El 15 de agosto era la fiesta grande. La mañana la ocupaban las funciones religiosas celebradas en la Catedral. Muy temprano, el corregidor, acompañado de los principales miembros de la Compañía de los Caballeros -mientras está pervivió- y con el estandarte real se dirigía desde los palacios reales -en la calle de la Rúa- a la Iglesia Mayor, donde ante la imagen de la Virgen Blanca se oficiaba una misa solemne. Antes del mediodía, la Ciudad, desde sus casas de Ayuntamiento, anunciada por clarines y tambores, acompañada de las cantaderas y precedida de sus maceros, se desplazaba a la catedral para asistir a la solemne procesión claustral. En su transcurso las doncellas de la parroquia de San Marcelo, con su sotadera al frente, acostumbraban a ofrecer al obispo, dos canastillos de frutas, que la parroquia entregaba como voluntaria ofrenda y la Iglesia recibía ante notario, en calidad de voto.  Era la sotadera una mujer mayor, con su cerca en la cabeza a modo de ceranda cubierta con su tafetán y por encima dél, muchas joyas, que viene comboyando a las niñas[2]Se conoce poco de su origen y función, quizás la de dirigir las danzas, pero sabemos que correspondía a San Marcelo exclusivamente su disposición, por ser esta parroquia la principal de la ciudad y tener sus cantaderas el privilegio de representar a las doncellas nobles del reino

El 16 de agosto, festividad de san Roque, volvía la Ciudad a la misa matutina y, concluida esta, en la misma plaza de Regla y con idénticas disposiciones del día anterior, volvían a representarse comedias públicas. La tarde se reservaba para los juegos de cañas y las corridas de toros. Los juegos de cañas solían ser de veinticuatro caballeros distribuidos en seis cuadrillas, tres de las cuales eran organizadas por la mencionada cofradía de los caballeros y las otras tres por regidores de la Ciudad. El espectáculo, de raíz medieval, debía de ser tan lucido como costoso de preparar, y no sólo por la carestía de las plumas y libreas con que se ataviaban los participantes, sino también por la necesidad de traer caballos y jaeces de las provincias limítrofes y de contar con forasteros para completar las cuadrillas, por el insuficiente número de caballeros leoneses en disposición de participar en la fingida lid. Precisamente las dificultades de su preparación y su elevado coste fueron la causa principal, que no única, de su desaparición, como elemento festivo habitual, pasado el primer cuarto del siglo XVII.

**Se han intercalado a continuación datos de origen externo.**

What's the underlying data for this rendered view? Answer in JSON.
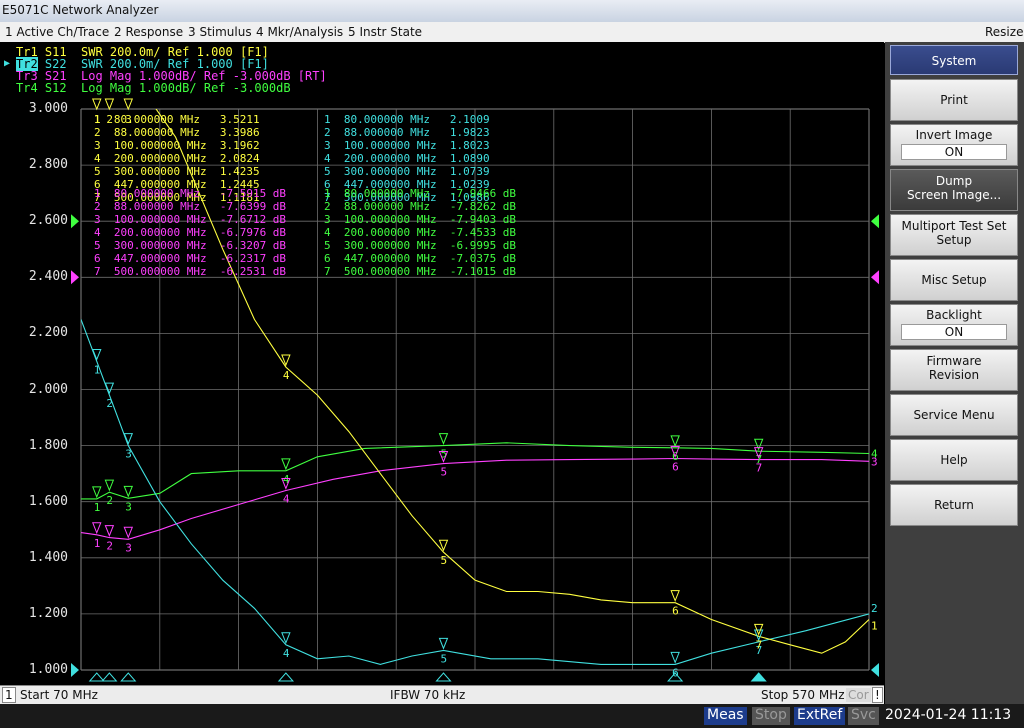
{
  "window": {
    "title": "E5071C Network Analyzer"
  },
  "menu": {
    "items": [
      "1 Active Ch/Trace",
      "2 Response",
      "3 Stimulus",
      "4 Mkr/Analysis",
      "5 Instr State"
    ],
    "resize_label": "Resize"
  },
  "traces": [
    {
      "label": "Tr1",
      "text": "S11  SWR 200.0m/ Ref 1.000 [F1]",
      "color": "#ffff40",
      "active": false
    },
    {
      "label": "Tr2",
      "text": "S22  SWR 200.0m/ Ref 1.000 [F1]",
      "color": "#40e0e0",
      "active": true
    },
    {
      "label": "Tr3",
      "text": "S21  Log Mag 1.000dB/ Ref -3.000dB [RT]",
      "color": "#ff40ff",
      "active": false
    },
    {
      "label": "Tr4",
      "text": "S12  Log Mag 1.000dB/ Ref -3.000dB",
      "color": "#40ff40",
      "active": false
    }
  ],
  "y_axis": {
    "labels": [
      "3.000",
      "2.800",
      "2.600",
      "2.400",
      "2.200",
      "2.000",
      "1.800",
      "1.600",
      "1.400",
      "1.200",
      "1.000"
    ]
  },
  "marker_tables": {
    "tr1": {
      "color": "#ffff40",
      "rows": [
        {
          "n": "1",
          "f": "80.000000 MHz",
          "v": "3.5211"
        },
        {
          "n": "2",
          "f": "88.000000 MHz",
          "v": "3.3986"
        },
        {
          "n": "3",
          "f": "100.000000 MHz",
          "v": "3.1962"
        },
        {
          "n": "4",
          "f": "200.000000 MHz",
          "v": "2.0824"
        },
        {
          "n": "5",
          "f": "300.000000 MHz",
          "v": "1.4235"
        },
        {
          "n": "6",
          "f": "447.000000 MHz",
          "v": "1.2445"
        },
        {
          "n": "7",
          "f": "500.000000 MHz",
          "v": "1.1181"
        }
      ]
    },
    "tr2": {
      "color": "#40e0e0",
      "rows": [
        {
          "n": "1",
          "f": "80.000000 MHz",
          "v": "2.1009"
        },
        {
          "n": "2",
          "f": "88.000000 MHz",
          "v": "1.9823"
        },
        {
          "n": "3",
          "f": "100.000000 MHz",
          "v": "1.8023"
        },
        {
          "n": "4",
          "f": "200.000000 MHz",
          "v": "1.0890"
        },
        {
          "n": "5",
          "f": "300.000000 MHz",
          "v": "1.0739"
        },
        {
          "n": "6",
          "f": "447.000000 MHz",
          "v": "1.0239"
        },
        {
          "n": "7",
          "f": "500.000000 MHz",
          "v": "1.0986"
        }
      ]
    },
    "tr3": {
      "color": "#ff40ff",
      "rows": [
        {
          "n": "1",
          "f": "80.000000 MHz",
          "v": "-7.5915 dB"
        },
        {
          "n": "2",
          "f": "88.000000 MHz",
          "v": "-7.6399 dB"
        },
        {
          "n": "3",
          "f": "100.000000 MHz",
          "v": "-7.6712 dB"
        },
        {
          "n": "4",
          "f": "200.000000 MHz",
          "v": "-6.7976 dB"
        },
        {
          "n": "5",
          "f": "300.000000 MHz",
          "v": "-6.3207 dB"
        },
        {
          "n": "6",
          "f": "447.000000 MHz",
          "v": "-6.2317 dB"
        },
        {
          "n": "7",
          "f": "500.000000 MHz",
          "v": "-6.2531 dB"
        }
      ]
    },
    "tr4": {
      "color": "#40ff40",
      "rows": [
        {
          "n": "1",
          "f": "80.000000 MHz",
          "v": "-7.9466 dB"
        },
        {
          "n": "2",
          "f": "88.000000 MHz",
          "v": "-7.8262 dB"
        },
        {
          "n": "3",
          "f": "100.000000 MHz",
          "v": "-7.9403 dB"
        },
        {
          "n": "4",
          "f": "200.000000 MHz",
          "v": "-7.4533 dB"
        },
        {
          "n": "5",
          "f": "300.000000 MHz",
          "v": "-6.9995 dB"
        },
        {
          "n": "6",
          "f": "447.000000 MHz",
          "v": "-7.0375 dB"
        },
        {
          "n": "7",
          "f": "500.000000 MHz",
          "v": "-7.1015 dB"
        }
      ]
    }
  },
  "status": {
    "channel": "1",
    "start": "Start 70 MHz",
    "ifbw": "IFBW 70 kHz",
    "stop": "Stop 570 MHz",
    "cor": "Cor",
    "warn": "!"
  },
  "softkeys": {
    "title": "System",
    "print": "Print",
    "invert_image": "Invert Image",
    "invert_state": "ON",
    "dump_1": "Dump",
    "dump_2": "Screen Image...",
    "multiport_1": "Multiport Test Set",
    "multiport_2": "Setup",
    "misc_setup": "Misc Setup",
    "backlight": "Backlight",
    "backlight_state": "ON",
    "firmware_1": "Firmware",
    "firmware_2": "Revision",
    "service_menu": "Service Menu",
    "help": "Help",
    "return": "Return"
  },
  "bottom": {
    "meas": "Meas",
    "stop": "Stop",
    "extref": "ExtRef",
    "svc": "Svc",
    "datetime": "2024-01-24 11:13"
  },
  "colors": {
    "grid": "#6e6e6e",
    "trace1": "#ffff40",
    "trace2": "#40e0e0",
    "trace3": "#ff40ff",
    "trace4": "#40ff40"
  }
}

El día después de San Roque, 17 de agosto, tenía lugar el último acto en honor de la Asunción y en memoria de Clavijo. Por la mañana las cantaderas de San Marcelo acompañaban una vez más a la Ciudad hasta la catedral para realizar la ofrenda final, en el claustro catedralicio, junto a una ymagen de Nuestra Señora que tiene a su preciosísimo hijo en las manos[3] (fig. 14), de un cuarto de toro, de los lidiados la tarde anterior, tomando testimonio los escribanos de una y otra comunidad, de cómo la ofrenda se hacía, a juicio de la Ciudad, de grazia y debozión, y el cabildo lo recibía de fuero.

Concluida esta ceremonia los curiosos que se agolpaban en el patio y alrededores de Regla eran regalados con peras, ciruelas, avellanas, panecillos y otras chucherías que se llevaban en un engalanado carro, antes de que Ciudad y cantaderas se retirasen hasta el año siguiente.

Nada queda hoy de los esplendores asuncionistas, aunque carros y cantaderas, arropados por los pendones, hayan encontrado refugio para pervivir en los festejos en honor del patrón de la diócesis, san Froilán, a los que insufla la vida que les faltó en el siglo XVI y XVII, la romería de la Virgen del Camino.